The theory I always heard (I think from Lester Bangs) was that The Who were for jocks, Led Zeppelin for girls and then boys who read a lot of the ‘Lord of the Rings’ trilogy.
It’s funny, and might have a grain of truth to it, but way too simplistic to be true.
Let’s try this semi-scientifically.
As innovators, I guess the nod would go to The Who. Not to say Zep wasn’t innovative. Going from ‘Good Times, Bad Time’ to ‘Stairway” to ‘Kashmir’ is no short step. But their main “innovation” was taking the blues and blues riffs and pumping it up to eleven. But let’s admit it, some of those riffs were “lifted” a bit. Not going to use the word “stolen”, but some came close.

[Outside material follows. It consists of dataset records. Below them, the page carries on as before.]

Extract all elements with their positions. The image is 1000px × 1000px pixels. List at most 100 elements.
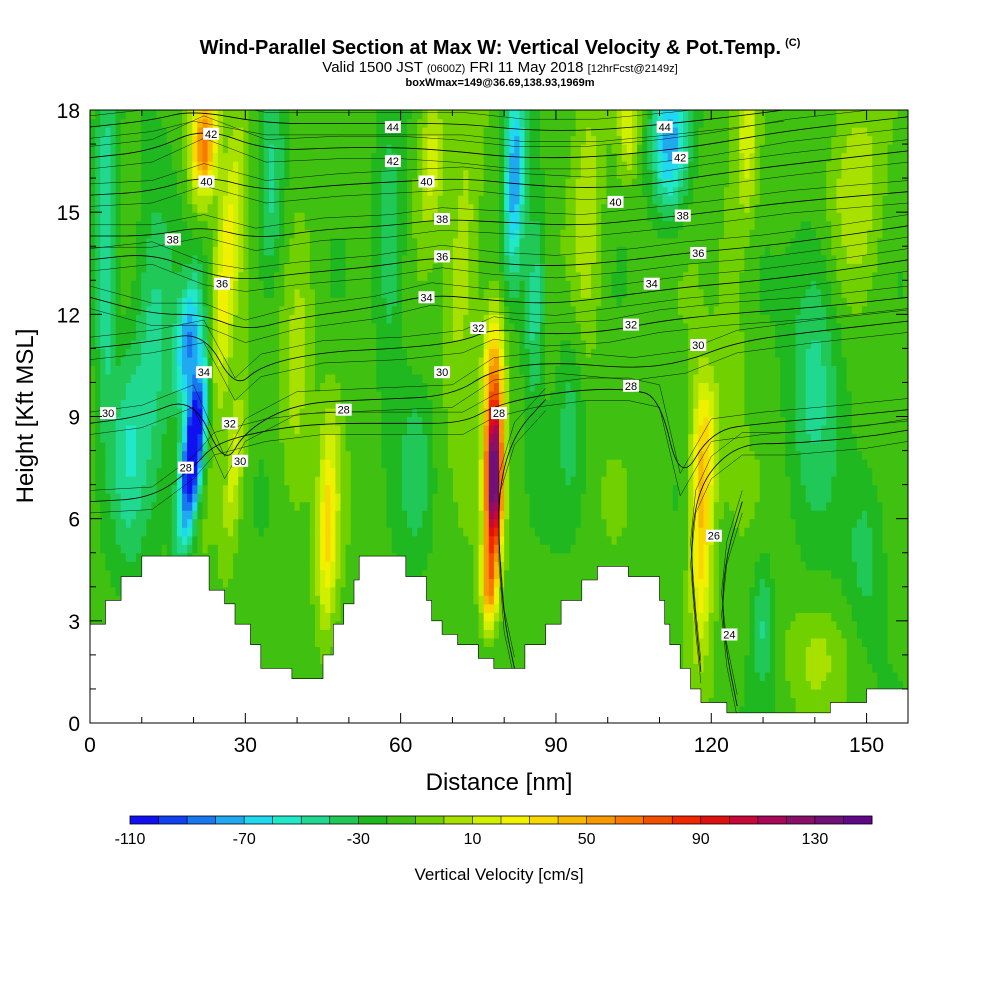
velocity-cell [386, 484, 393, 494]
velocity-cell [248, 501, 255, 511]
velocity-cell [488, 459, 495, 469]
velocity-cell [509, 620, 515, 630]
velocity-cell [509, 501, 515, 511]
velocity-cell [775, 518, 781, 528]
velocity-cell [345, 510, 352, 520]
velocity-cell [698, 688, 705, 699]
velocity-cell [815, 510, 822, 520]
velocity-cell [841, 603, 848, 613]
velocity-cell [478, 637, 485, 647]
velocity-cell [550, 459, 556, 469]
velocity-cell [734, 612, 740, 622]
velocity-cell [376, 527, 383, 537]
velocity-cell [846, 620, 853, 630]
velocity-cell [355, 467, 362, 477]
velocity-cell [524, 637, 531, 647]
velocity-cell [366, 518, 372, 528]
velocity-cell [795, 637, 802, 647]
velocity-cell [222, 586, 229, 596]
velocity-cell [672, 501, 679, 511]
velocity-cell [447, 484, 454, 494]
velocity-cell [703, 544, 710, 554]
velocity-cell [713, 552, 720, 562]
velocity-cell [897, 544, 904, 554]
velocity-cell [391, 493, 398, 503]
velocity-cell [524, 561, 531, 571]
velocity-cell [355, 527, 362, 537]
velocity-cell [340, 510, 347, 520]
velocity-cell [754, 501, 761, 511]
velocity-cell [166, 527, 173, 537]
velocity-cell [463, 586, 469, 596]
velocity-cell [222, 569, 229, 579]
velocity-cell [294, 620, 301, 630]
velocity-cell [304, 493, 311, 503]
velocity-cell [504, 603, 510, 613]
velocity-cell [877, 518, 884, 528]
velocity-cell [442, 467, 449, 477]
velocity-cell [294, 467, 301, 477]
velocity-cell [780, 459, 786, 469]
velocity-cell [703, 493, 710, 503]
velocity-cell [95, 561, 101, 571]
velocity-cell [238, 484, 244, 494]
velocity-cell [841, 561, 848, 571]
velocity-cell [667, 569, 674, 579]
velocity-cell [268, 595, 275, 605]
velocity-cell [657, 459, 664, 469]
velocity-cell [166, 467, 173, 477]
velocity-cell [136, 459, 142, 469]
velocity-cell [734, 510, 740, 520]
velocity-cell [882, 637, 889, 647]
velocity-cell [284, 603, 290, 613]
velocity-cell [299, 535, 306, 545]
velocity-cell [841, 646, 848, 656]
velocity-cell [688, 484, 694, 494]
velocity-cell [360, 510, 367, 520]
velocity-cell [749, 578, 756, 588]
velocity-cell [616, 467, 623, 477]
velocity-cell [325, 459, 331, 469]
velocity-cell [846, 459, 853, 469]
velocity-cell [115, 578, 122, 588]
velocity-cell [212, 552, 219, 562]
velocity-cell [708, 603, 715, 613]
velocity-cell [458, 603, 464, 613]
velocity-cell [279, 467, 285, 477]
velocity-cell [519, 620, 526, 630]
velocity-cell [734, 527, 740, 537]
velocity-cell [452, 510, 459, 520]
velocity-cell [499, 484, 505, 494]
velocity-cell [437, 578, 444, 588]
velocity-cell [785, 697, 792, 707]
velocity-cell [478, 476, 485, 486]
velocity-cell [683, 612, 689, 622]
velocity-cell [233, 595, 239, 605]
velocity-cell [887, 586, 894, 596]
velocity-cell [703, 612, 710, 622]
velocity-cell [314, 569, 321, 579]
velocity-cell [325, 544, 331, 554]
velocity-cell [872, 578, 878, 588]
velocity-cell [892, 527, 899, 537]
velocity-cell [744, 620, 751, 630]
velocity-cell [815, 578, 822, 588]
velocity-cell [585, 501, 592, 511]
velocity-cell [289, 493, 296, 503]
velocity-cell [677, 569, 684, 579]
velocity-cell [841, 663, 848, 673]
velocity-cell [775, 705, 781, 716]
velocity-cell [591, 561, 597, 571]
velocity-cell [744, 646, 751, 656]
velocity-cell [519, 493, 526, 503]
velocity-cell [667, 552, 674, 562]
velocity-cell [524, 603, 531, 613]
velocity-cell [836, 552, 843, 562]
velocity-cell [856, 544, 863, 554]
velocity-cell [821, 467, 827, 477]
velocity-cell [729, 680, 735, 690]
velocity-cell [652, 510, 659, 520]
velocity-cell [529, 501, 536, 511]
velocity-cell [657, 476, 664, 486]
velocity-cell [856, 637, 863, 647]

The Who’s innovations all came from, well…innovating.
The original “rock opera”. First with the short ‘A Quick One’, then ‘Tommy’, then ‘Quadrophenia’.
Then Townsend started working on another rock opera, ‘Lifehouse’. But when he had trouble getting people to understand what it was about just by TALKING about it, it was quickly abandoned and he had a mild nervous breakdown.

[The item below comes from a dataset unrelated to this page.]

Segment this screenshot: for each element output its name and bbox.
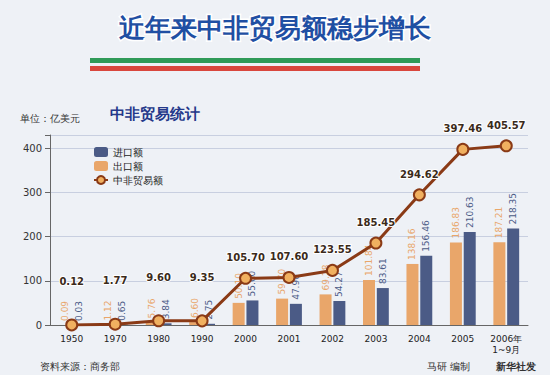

But what came out of those sessions was arguably The Who’s best (and possibly most innovative) album, ‘Who’s Next’. It could have gone the way of Brian Wilson’s ‘Smile”, the greatest nervous breakdown album that there never was, but no….
The first real prominent use of synthesizers, two of the biggest rock anthems of all time (“Baba O’Riley”, and “Won’t Get Fooled Again”)

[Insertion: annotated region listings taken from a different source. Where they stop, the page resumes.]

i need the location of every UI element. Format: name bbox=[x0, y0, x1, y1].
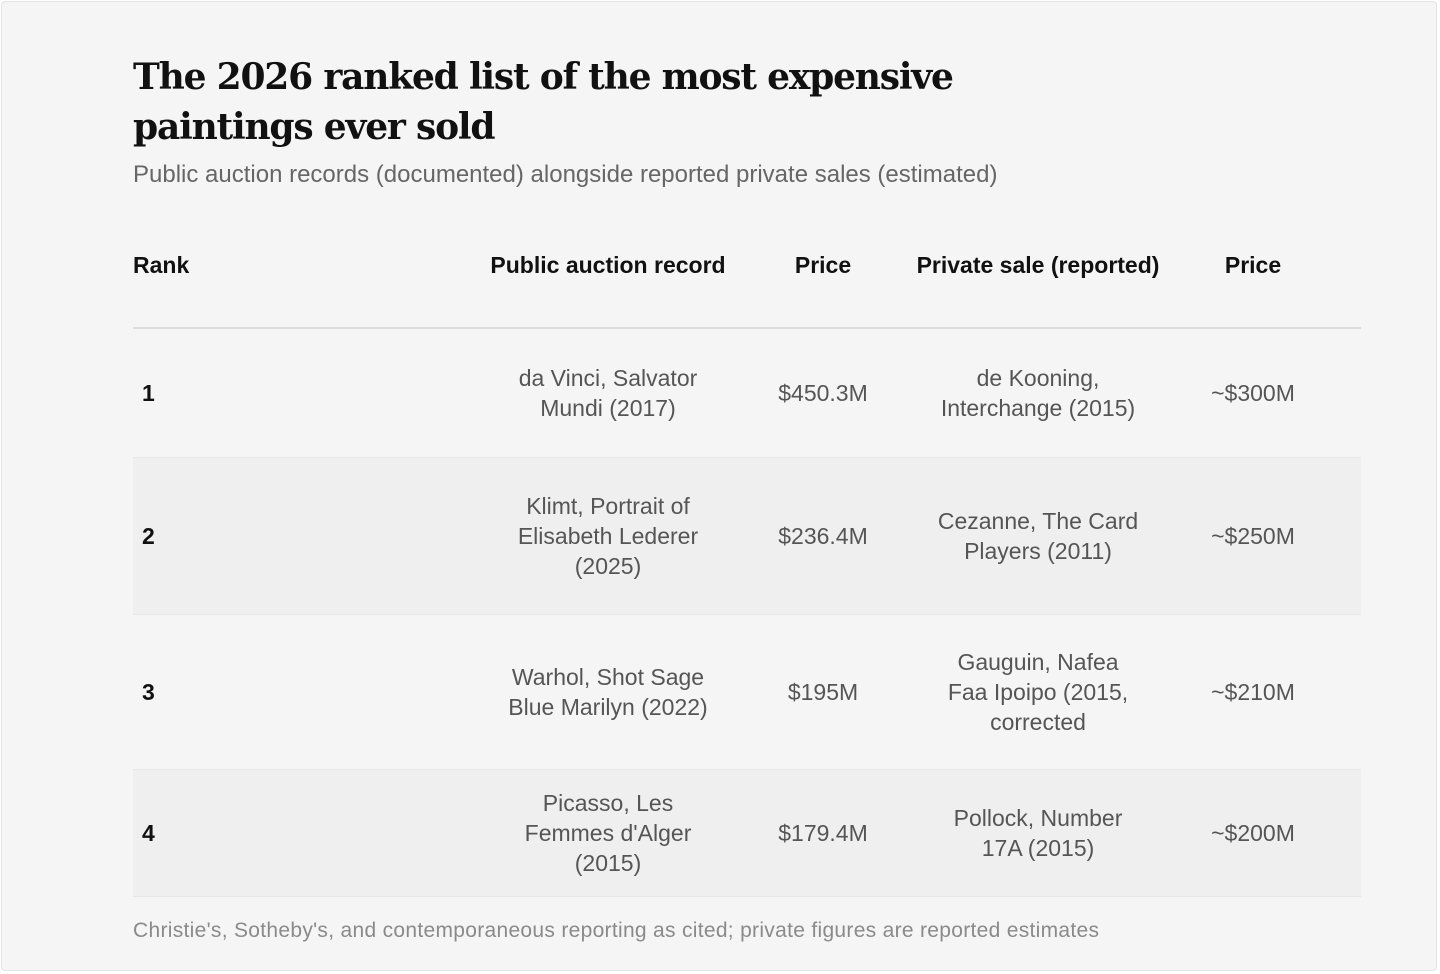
column-header-private-sale: Private sale (reported) bbox=[916, 252, 1160, 278]
column-header-rank: Rank bbox=[133, 252, 190, 278]
auction-record-cell: da Vinci, Salvator Mundi (2017) bbox=[518, 365, 698, 421]
rank-cell: 2 bbox=[142, 523, 155, 549]
private-price-cell: ~$250M bbox=[1211, 523, 1295, 549]
rank-cell: 3 bbox=[142, 679, 155, 705]
rank-cell: 1 bbox=[142, 380, 155, 406]
auction-price-cell: $179.4M bbox=[778, 820, 868, 846]
chart-subtitle: Public auction records (documented) alon… bbox=[133, 161, 998, 188]
table-row: 1 da Vinci, Salvator Mundi (2017) $450.3… bbox=[133, 329, 1361, 458]
table-row: 4 Picasso, Les Femmes d'Alger (2015) $17… bbox=[133, 770, 1361, 897]
source-footnote: Christie's, Sotheby's, and contemporaneo… bbox=[133, 919, 1100, 942]
table-header-row: Rank Public auction record Price Private… bbox=[133, 242, 1361, 329]
auction-price-cell: $236.4M bbox=[778, 523, 868, 549]
column-header-private-price: Price bbox=[1224, 252, 1282, 278]
auction-record-cell: Warhol, Shot Sage Blue Marilyn (2022) bbox=[508, 664, 708, 720]
private-sale-cell: Pollock, Number 17A (2015) bbox=[953, 805, 1123, 861]
auction-price-cell: $450.3M bbox=[778, 380, 868, 406]
paintings-table: Rank Public auction record Price Private… bbox=[133, 242, 1361, 897]
rank-cell: 4 bbox=[142, 820, 155, 846]
private-price-cell: ~$210M bbox=[1211, 679, 1295, 705]
auction-record-cell: Picasso, Les Femmes d'Alger (2015) bbox=[524, 790, 692, 876]
chart-title: The 2026 ranked list of the most expensi… bbox=[133, 56, 954, 148]
table-row: 2 Klimt, Portrait of Elisabeth Lederer (… bbox=[133, 458, 1361, 615]
private-sale-cell: Gauguin, Nafea Faa Ipoipo (2015, correct… bbox=[947, 649, 1129, 735]
private-sale-cell: de Kooning, Interchange (2015) bbox=[940, 365, 1136, 421]
table-row: 3 Warhol, Shot Sage Blue Marilyn (2022) … bbox=[133, 615, 1361, 770]
auction-record-cell: Klimt, Portrait of Elisabeth Lederer (20… bbox=[517, 493, 699, 579]
private-price-cell: ~$200M bbox=[1211, 820, 1295, 846]
column-header-auction-record: Public auction record bbox=[490, 252, 726, 278]
column-header-auction-price: Price bbox=[794, 252, 852, 278]
private-price-cell: ~$300M bbox=[1211, 380, 1295, 406]
auction-price-cell: $195M bbox=[787, 679, 859, 705]
private-sale-cell: Cezanne, The Card Players (2011) bbox=[937, 508, 1139, 564]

As musicians, I guess it’s basically a tie. Depends on your taste. Townsend and Page were both amazing. Page’s riffs and solos probably give him the edge, but how can you not underestimate the windmill aggressiveness of Townsend.
On Bass, well John Entwistle was the first lead bass player the world ever met. I’m not sure that started a good precedent, but it worked for The Who and there was a reason that we’ll get to in a few.
John Paul Jones was simply one of the best multi instrumentalists that ever played. Again, a matter of taste. If you are JUST talking bass, well Entwistle from The Who would have the advantage.
I almost don’t want to go down this road.
John Bonham was a monster. To me the best musician in his band.
An absolute force of nature. Some would say he could’ve made ANY band great. The beginning to ‘When the levee Breaks’ alone proves this.
But Moon. Keith freakin’ Moon. Love his sloppy style or hate it, you could never ignore it. One of the reasons Entwistle played like he did was simply to keep up (or make sense) out of what Keith Moon was doing. And there really was a method to most of his madness. Moon played with the lyrics and MELODY of a song. Strange, but for The Who it worked.
Both long blonde curly maned gods who personified the “frontman”.
Plant probably gets the “innovator” award for his high tenor rock vocal that he couldn’t even keep doing after say, Zep IV.
After Plant every heavy metal frontman had to shriek in the stratosphere so high that dogs would leave the room. And most of them sucked and sounded the same by the way. Again, sometime starting a trend, even though great at the time, isn’t always a good thing.
Daltrey was a fontman with more machismo and interpreted Townsend’s songs like he owned them for years.
And his “YYEEEEEAAAHHHHH” on ‘Won’t Get Fooled again’ gives him bonus points for being the greatest scream ever recorded in rock and roll.
To me it’s as close to a tie as you can have. Zeppelin gets points for knowing when to quit.
But for no good reason, I give it to The who by a nose smaller than Pete Townsend’s.